Cependant, leur ambition ne se limitait pas à l’Alaska. Les Russes installèrent également des comptoirs commerciaux, comme Fort Ross sur la côte californienne et Fort Elizabeth à Hawaï.
Toutefois, ravitailler l’Alaska depuis la Russie s’avéra extrêmement difficile. La mauvaise gestion de la Compagnie russo-américaine fit de la colonie un fardeau financier considérable pour l’Empire.
De plus, les relations entre la Russie et la Grande-Bretagne, qui contrôlait le Canada, se détériorèrent. Craignant une confrontation avec les Britanniques, le tsar Alexandre II décida de vendre l’Alaska aux États-Unis en 1867. Cette transaction permit de créer une zone tampon entre les territoires russes et britanniques en Amérique du Nord, réduisant ainsi l’influence britannique sur le continent.
La Russie moderne
À l’époque de l’Union soviétique, des frontières administratives furent tracées. Rien ne laissait présager qu’elles conduiraient plus tard à une réduction du territoire russe. Pourtant, lors de la dissolution de l’URSS, ces frontières servirent de base à la création de nouveaux États indépendants, tels que la Biélorussie et l’Ukraine.

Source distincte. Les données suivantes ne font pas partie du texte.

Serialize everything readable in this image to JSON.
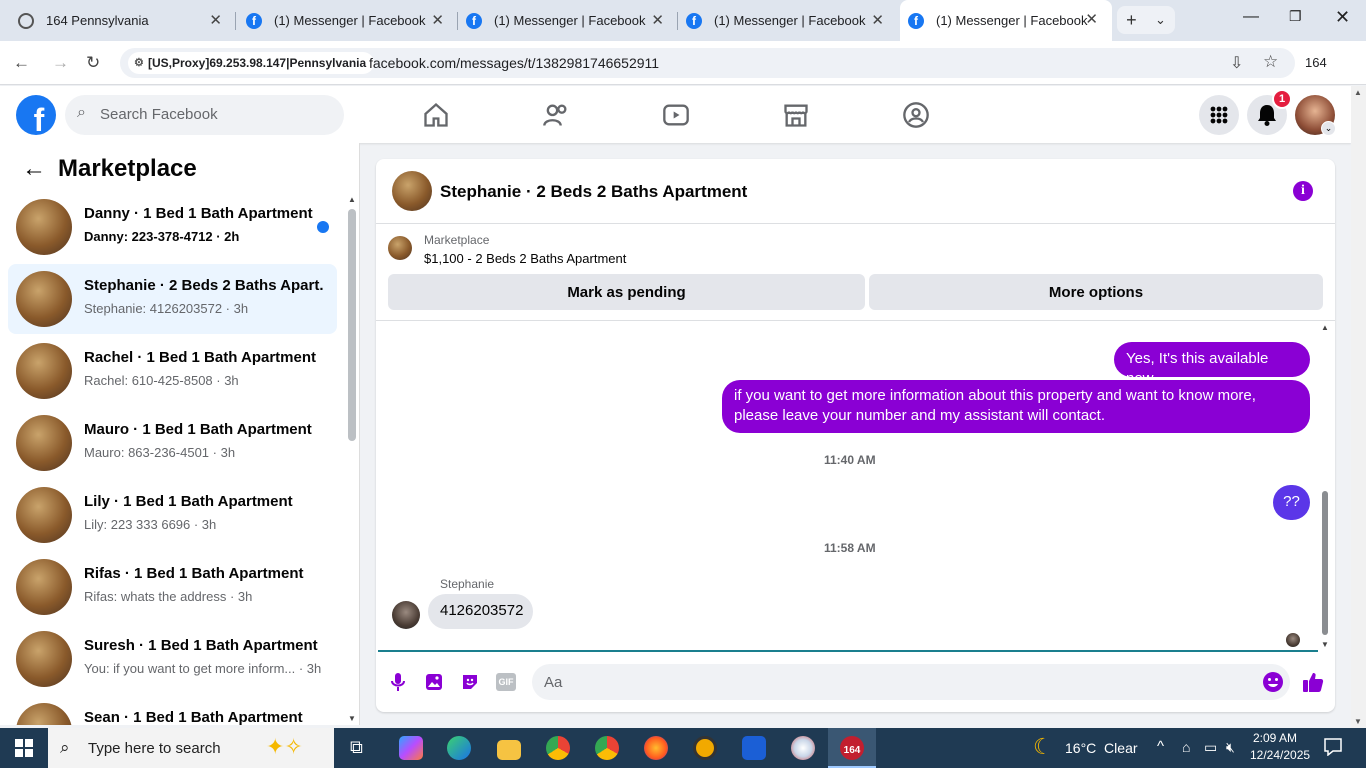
{
  "browser": {
    "tabs": [
      {
        "title": "164 Pennsylvania",
        "icon": "globe-icon",
        "active": false
      },
      {
        "title": "(1) Messenger | Facebook",
        "icon": "facebook-icon",
        "active": false
      },
      {
        "title": "(1) Messenger | Facebook",
        "icon": "facebook-icon",
        "active": false
      },
      {
        "title": "(1) Messenger | Facebook",
        "icon": "facebook-icon",
        "active": false
      },
      {
        "title": "(1) Messenger | Facebook",
        "icon": "facebook-icon",
        "active": true
      }
    ],
    "proxy_label": "[US,Proxy]69.253.98.147|Pennsylvania",
    "url": "facebook.com/messages/t/1382981746652911",
    "profile_label": "164"
  },
  "fb": {
    "search_placeholder": "Search Facebook",
    "notification_count": "1",
    "colors": {
      "blue": "#1877f2",
      "purple": "#8a00d4"
    }
  },
  "sidebar": {
    "title": "Marketplace",
    "conversations": [
      {
        "title": "Danny · 1 Bed 1 Bath Apartment",
        "preview": "Danny: 223-378-4712 · 2h",
        "unread": true
      },
      {
        "title": "Stephanie · 2 Beds 2 Baths Apart...",
        "preview": "Stephanie: 4126203572 · 3h",
        "selected": true
      },
      {
        "title": "Rachel · 1 Bed 1 Bath Apartment",
        "preview": "Rachel: 610-425-8508 · 3h"
      },
      {
        "title": "Mauro · 1 Bed 1 Bath Apartment",
        "preview": "Mauro: 863-236-4501 · 3h"
      },
      {
        "title": "Lily · 1 Bed 1 Bath Apartment",
        "preview": "Lily: 223 333 6696 · 3h"
      },
      {
        "title": "Rifas · 1 Bed 1 Bath Apartment",
        "preview": "Rifas: whats the address · 3h"
      },
      {
        "title": "Suresh · 1 Bed 1 Bath Apartment",
        "preview": "You: if you want to get more inform... · 3h"
      },
      {
        "title": "Sean · 1 Bed 1 Bath Apartment",
        "preview": ""
      }
    ]
  },
  "chat": {
    "title": "Stephanie · 2 Beds 2 Baths Apartment",
    "listing_label": "Marketplace",
    "listing_price": "$1,100 - 2 Beds 2 Baths Apartment",
    "mark_pending_label": "Mark as pending",
    "more_options_label": "More options",
    "messages": [
      {
        "from": "me",
        "text": "Yes, It's this available now."
      },
      {
        "from": "me",
        "text": "if you want to get more information about this property and want to know more, please leave your number and my assistant will contact."
      },
      {
        "timestamp": "11:40 AM"
      },
      {
        "from": "me",
        "text": "??"
      },
      {
        "timestamp": "11:58 AM"
      },
      {
        "from": "Stephanie",
        "sender_label": "Stephanie",
        "text": "4126203572"
      }
    ],
    "composer_placeholder": "Aa"
  },
  "taskbar": {
    "search_placeholder": "Type here to search",
    "weather": "16°C  Clear",
    "time": "2:09 AM",
    "date": "12/24/2025",
    "active_app_label": "164"
  }
}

À son apogée en 1895, la Russie couvrait 22,8 millions de kilomètres carrés, soit 16,92 % des terres émergées du globe. Elle fut le troisième plus grand empire de l’histoire après l’Empire britannique et l’Empire mongol. Bien que son territoire ait diminué, la Russie actuelle reste près de deux fois plus grande que le Canada.
C’est un pays marqué par une grande diversité, tant sur le plan humain que géographique, un héritage direct de son passé impérial.